Monday, September 15, 2008
Well...over the weekend I got two new dolls. One already has a name Annie James; twin of Hallie Parker. But the other one is nameless. Someone suggested Anna...which I admit, she DOES look like an Anna-however, I do have a newly acquired Annie, so I am hoping for something a little bit different.
The names that I already have used in dolls are: Lydia Shaye, Kelsey Anna, Caroline Leah, Savannah Aileen, Olivia Beth, Klara Elizabeth, Noelle Starr, Emma Brighton, Sophie Emerson, Kayleigh Rose, Erin Kelley, Madeline Rae, Pamela Morgan, Gena Hiroko, Hallie and Annie.
Unfortunately...not to many choices. So what do you think she looks like? I will post better pictures tomorrow when it is cooler...right now it is WAY too hot.
Tuesday, September 9, 2008
Unfortunately...it doesn't work like that. And the worst is when I can tell that something is wrong...someone isn't happy, and I try to say the right thing at the right time but *shrugs* but I feel like I should be doing more and that is what gets me. And I probably do more than most people, but it still isn't enough. I care too deeply, too much, and when I can't fix things, it bothers me. The worst is I can tell fake happiness from real happiness-just by looking in someone's eye. Sometimes not even then. Sometimes, I could be an hour or two away from someone-haven't seen them in weeks, months or even years, and just know. I don't know how I know-I just do. And I don't know what is on their mind or can predict the future-so don't bother asking. I just know when someone is sad.
Unfortunately, its not a talent or gift that I flaunt. Most people think its nuts (the ones that I do tell...) or that I am slightly crazy (not in a good way crazy) or it scares people. I had a lot of friends get scared because they spent days, weeks, months protecting themselves, hiding inward, and one person just comes along and sees right past that. And it scary. Trust me, I have felt that before. So, I know how it feels-and sometimes I wanted to run away or hide under a rock. And it is a scary feeling.

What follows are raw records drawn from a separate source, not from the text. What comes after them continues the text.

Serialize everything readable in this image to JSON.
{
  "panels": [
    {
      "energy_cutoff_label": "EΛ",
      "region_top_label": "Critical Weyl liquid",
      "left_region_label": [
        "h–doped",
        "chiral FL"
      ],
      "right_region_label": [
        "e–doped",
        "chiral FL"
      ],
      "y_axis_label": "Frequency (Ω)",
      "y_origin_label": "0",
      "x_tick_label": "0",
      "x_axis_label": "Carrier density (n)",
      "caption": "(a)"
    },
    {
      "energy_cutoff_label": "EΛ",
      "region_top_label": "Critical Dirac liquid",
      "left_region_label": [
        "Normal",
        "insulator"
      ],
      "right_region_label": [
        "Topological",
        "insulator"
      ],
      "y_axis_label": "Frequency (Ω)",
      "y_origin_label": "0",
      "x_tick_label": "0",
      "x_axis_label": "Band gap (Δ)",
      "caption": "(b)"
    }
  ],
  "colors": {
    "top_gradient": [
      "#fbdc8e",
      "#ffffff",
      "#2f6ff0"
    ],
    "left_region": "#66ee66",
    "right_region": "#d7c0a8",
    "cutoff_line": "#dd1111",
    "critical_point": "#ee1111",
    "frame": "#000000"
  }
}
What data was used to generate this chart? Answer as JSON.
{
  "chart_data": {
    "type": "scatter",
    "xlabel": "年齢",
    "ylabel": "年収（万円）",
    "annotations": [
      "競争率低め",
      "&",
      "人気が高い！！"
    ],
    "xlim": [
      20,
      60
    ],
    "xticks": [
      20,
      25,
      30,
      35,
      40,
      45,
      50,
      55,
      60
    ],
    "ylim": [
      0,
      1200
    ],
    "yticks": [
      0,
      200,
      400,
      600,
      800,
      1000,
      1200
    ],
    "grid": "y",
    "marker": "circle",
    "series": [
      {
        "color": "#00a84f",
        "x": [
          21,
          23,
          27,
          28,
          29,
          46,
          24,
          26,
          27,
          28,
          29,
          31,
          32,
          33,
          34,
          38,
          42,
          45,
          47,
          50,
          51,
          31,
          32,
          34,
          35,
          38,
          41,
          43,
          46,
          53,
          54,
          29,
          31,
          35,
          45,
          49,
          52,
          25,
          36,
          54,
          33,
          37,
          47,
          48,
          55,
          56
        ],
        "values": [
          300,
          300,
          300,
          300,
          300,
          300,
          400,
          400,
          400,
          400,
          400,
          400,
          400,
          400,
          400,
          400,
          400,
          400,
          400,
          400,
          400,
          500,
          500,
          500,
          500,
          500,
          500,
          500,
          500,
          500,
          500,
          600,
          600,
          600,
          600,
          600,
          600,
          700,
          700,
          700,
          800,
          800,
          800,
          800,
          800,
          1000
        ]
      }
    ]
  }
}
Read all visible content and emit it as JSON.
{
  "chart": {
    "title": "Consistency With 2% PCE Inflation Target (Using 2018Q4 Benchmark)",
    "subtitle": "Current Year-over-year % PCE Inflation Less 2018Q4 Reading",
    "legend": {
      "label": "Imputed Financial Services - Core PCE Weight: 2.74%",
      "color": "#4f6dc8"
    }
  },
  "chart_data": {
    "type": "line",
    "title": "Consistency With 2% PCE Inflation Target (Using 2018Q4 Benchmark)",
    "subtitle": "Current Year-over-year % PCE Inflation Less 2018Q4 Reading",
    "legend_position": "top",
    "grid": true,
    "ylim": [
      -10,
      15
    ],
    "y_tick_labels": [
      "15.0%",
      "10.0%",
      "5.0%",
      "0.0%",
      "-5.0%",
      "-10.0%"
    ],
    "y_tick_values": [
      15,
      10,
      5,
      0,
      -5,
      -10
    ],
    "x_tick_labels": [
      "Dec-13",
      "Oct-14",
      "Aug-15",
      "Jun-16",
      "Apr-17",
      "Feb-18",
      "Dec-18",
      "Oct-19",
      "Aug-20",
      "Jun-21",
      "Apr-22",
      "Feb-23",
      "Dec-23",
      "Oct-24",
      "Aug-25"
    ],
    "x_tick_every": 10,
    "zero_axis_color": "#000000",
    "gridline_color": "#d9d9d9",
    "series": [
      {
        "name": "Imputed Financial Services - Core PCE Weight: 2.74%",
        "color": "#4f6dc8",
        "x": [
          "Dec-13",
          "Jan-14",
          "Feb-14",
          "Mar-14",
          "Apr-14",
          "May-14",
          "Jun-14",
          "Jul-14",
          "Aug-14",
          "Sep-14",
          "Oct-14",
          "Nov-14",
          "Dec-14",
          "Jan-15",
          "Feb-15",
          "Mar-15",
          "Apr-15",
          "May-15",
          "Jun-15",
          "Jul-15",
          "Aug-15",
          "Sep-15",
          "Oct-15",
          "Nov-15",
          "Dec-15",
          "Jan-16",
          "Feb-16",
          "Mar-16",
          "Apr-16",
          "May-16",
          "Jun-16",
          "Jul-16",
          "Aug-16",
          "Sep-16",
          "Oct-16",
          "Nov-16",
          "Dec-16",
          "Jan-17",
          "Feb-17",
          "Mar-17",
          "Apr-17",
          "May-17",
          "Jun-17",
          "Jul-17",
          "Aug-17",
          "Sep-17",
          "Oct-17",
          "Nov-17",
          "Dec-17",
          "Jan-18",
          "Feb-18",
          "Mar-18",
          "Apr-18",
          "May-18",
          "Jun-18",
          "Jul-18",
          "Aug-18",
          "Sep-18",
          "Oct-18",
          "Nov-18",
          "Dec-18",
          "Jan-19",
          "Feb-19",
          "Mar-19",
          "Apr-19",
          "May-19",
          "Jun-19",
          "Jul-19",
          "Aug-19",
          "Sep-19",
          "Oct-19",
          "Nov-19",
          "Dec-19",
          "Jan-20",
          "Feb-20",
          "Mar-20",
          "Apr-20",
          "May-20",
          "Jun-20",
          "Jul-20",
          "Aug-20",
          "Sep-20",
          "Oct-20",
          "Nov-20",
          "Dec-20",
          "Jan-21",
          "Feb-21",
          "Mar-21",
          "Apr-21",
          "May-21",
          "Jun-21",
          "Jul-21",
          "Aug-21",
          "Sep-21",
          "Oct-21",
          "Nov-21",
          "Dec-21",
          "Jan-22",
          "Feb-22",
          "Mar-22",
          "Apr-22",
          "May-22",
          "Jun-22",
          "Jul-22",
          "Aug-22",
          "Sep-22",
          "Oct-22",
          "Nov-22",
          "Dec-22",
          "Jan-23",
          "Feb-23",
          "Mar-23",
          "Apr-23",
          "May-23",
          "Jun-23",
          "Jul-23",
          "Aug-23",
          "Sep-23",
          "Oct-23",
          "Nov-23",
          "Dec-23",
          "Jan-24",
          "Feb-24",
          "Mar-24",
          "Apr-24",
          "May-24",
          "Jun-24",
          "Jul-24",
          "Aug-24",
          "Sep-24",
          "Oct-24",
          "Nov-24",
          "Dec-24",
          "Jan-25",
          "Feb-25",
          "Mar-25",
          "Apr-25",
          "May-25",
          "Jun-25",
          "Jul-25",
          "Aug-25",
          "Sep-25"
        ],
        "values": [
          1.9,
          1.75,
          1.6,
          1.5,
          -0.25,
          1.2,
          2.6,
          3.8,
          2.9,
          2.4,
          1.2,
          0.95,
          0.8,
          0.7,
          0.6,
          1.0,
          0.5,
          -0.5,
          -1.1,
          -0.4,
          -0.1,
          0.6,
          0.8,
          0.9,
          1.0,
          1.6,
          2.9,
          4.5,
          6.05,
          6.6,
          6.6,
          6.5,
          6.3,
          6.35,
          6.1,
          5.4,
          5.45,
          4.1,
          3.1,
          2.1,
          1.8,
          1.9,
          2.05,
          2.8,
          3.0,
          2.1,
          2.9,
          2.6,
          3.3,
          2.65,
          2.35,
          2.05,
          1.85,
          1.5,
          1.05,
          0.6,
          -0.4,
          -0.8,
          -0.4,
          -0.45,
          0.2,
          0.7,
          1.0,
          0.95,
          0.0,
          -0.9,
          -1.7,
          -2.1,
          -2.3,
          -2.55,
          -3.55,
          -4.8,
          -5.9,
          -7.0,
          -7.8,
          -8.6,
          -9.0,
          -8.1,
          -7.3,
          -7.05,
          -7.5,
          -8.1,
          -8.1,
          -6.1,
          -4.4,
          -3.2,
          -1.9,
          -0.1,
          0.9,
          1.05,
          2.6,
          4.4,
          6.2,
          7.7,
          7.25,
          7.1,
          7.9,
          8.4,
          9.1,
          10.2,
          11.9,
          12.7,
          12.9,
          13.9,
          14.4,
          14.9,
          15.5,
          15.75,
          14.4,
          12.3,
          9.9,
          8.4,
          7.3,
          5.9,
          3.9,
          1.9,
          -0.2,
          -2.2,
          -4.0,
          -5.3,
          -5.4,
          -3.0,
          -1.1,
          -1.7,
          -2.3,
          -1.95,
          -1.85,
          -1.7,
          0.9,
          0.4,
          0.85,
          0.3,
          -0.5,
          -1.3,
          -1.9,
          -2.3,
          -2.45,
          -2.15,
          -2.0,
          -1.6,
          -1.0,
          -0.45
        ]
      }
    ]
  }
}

The problem is once I see that you block me, it is almost easier for me. I know it probably doesn't make much sense at all. And sometimes when I write it, it actually makes less sense to me-and sounds ridiculous and I am sure you are disbelieving. Or at least some of you out there are disbelieving. And that is fine with me. But I still know. And don't even try to use "misdirection" or "hiding your eyes"-doesn't matter-I can still tell.
But right now...I wish I could do more. I know kind words can go a long way, and touch someone in their heart-but I just feel like it is not enough. *contemplates what else I can do*
Friday, September 5, 2008
Okay, I love work. I was super excited to go back to work. And one of the biggest reasons (besides the love of my job and all, besides the kids) is that I get to be in a room that is air conditioned. Which is great, because our AC hasn't worked since early July! Well today, I was working and the ac broke at work and it is hot out! So, I worked all day in a non-ac place. And then came home to a non-ac'd house...and well now, I am so incredibly hot and sticky and feel yucky and crabby. *sighs*
On the plus side, American girl came out with new items today. Now, I know that I am fairly easy to buy for-but in case if anyone is ever stuck, and it is the holidays, or my birthday or just because I am crabby and need a cheering up gift.
Type in my name or this number: 14795021
And select something for me :) It is really, really quite easy. Sentimentally, I love the dolls; because then I remember who actually GAVE it to me...but I accept all sorts of gifts. And if you can't decide you can go here:
And get me a handy, dandy gift certificate. And you can all do it in a hot pop tart second online too. :o)
So what are you waiting for...
Pssst....it would be nice to get a cheering up gift today due to the heat. *smiles*
Maybe some nice winter clothes, so I can look forward to the winter-the snowboarding set is ADORABLE. Or a nice baking set...because you know that I love to bake, and thus my dolls love to bake.
Here is a picture of my dolls baking from a year ago-unfortunately, they did not have the handy dandy baking set-which would have made their baking far superior then that day.
So you see...I need the new baking set :)
And the boots. They are pink...too boot!.
Pssst...and you know the gold care bear is always nice too.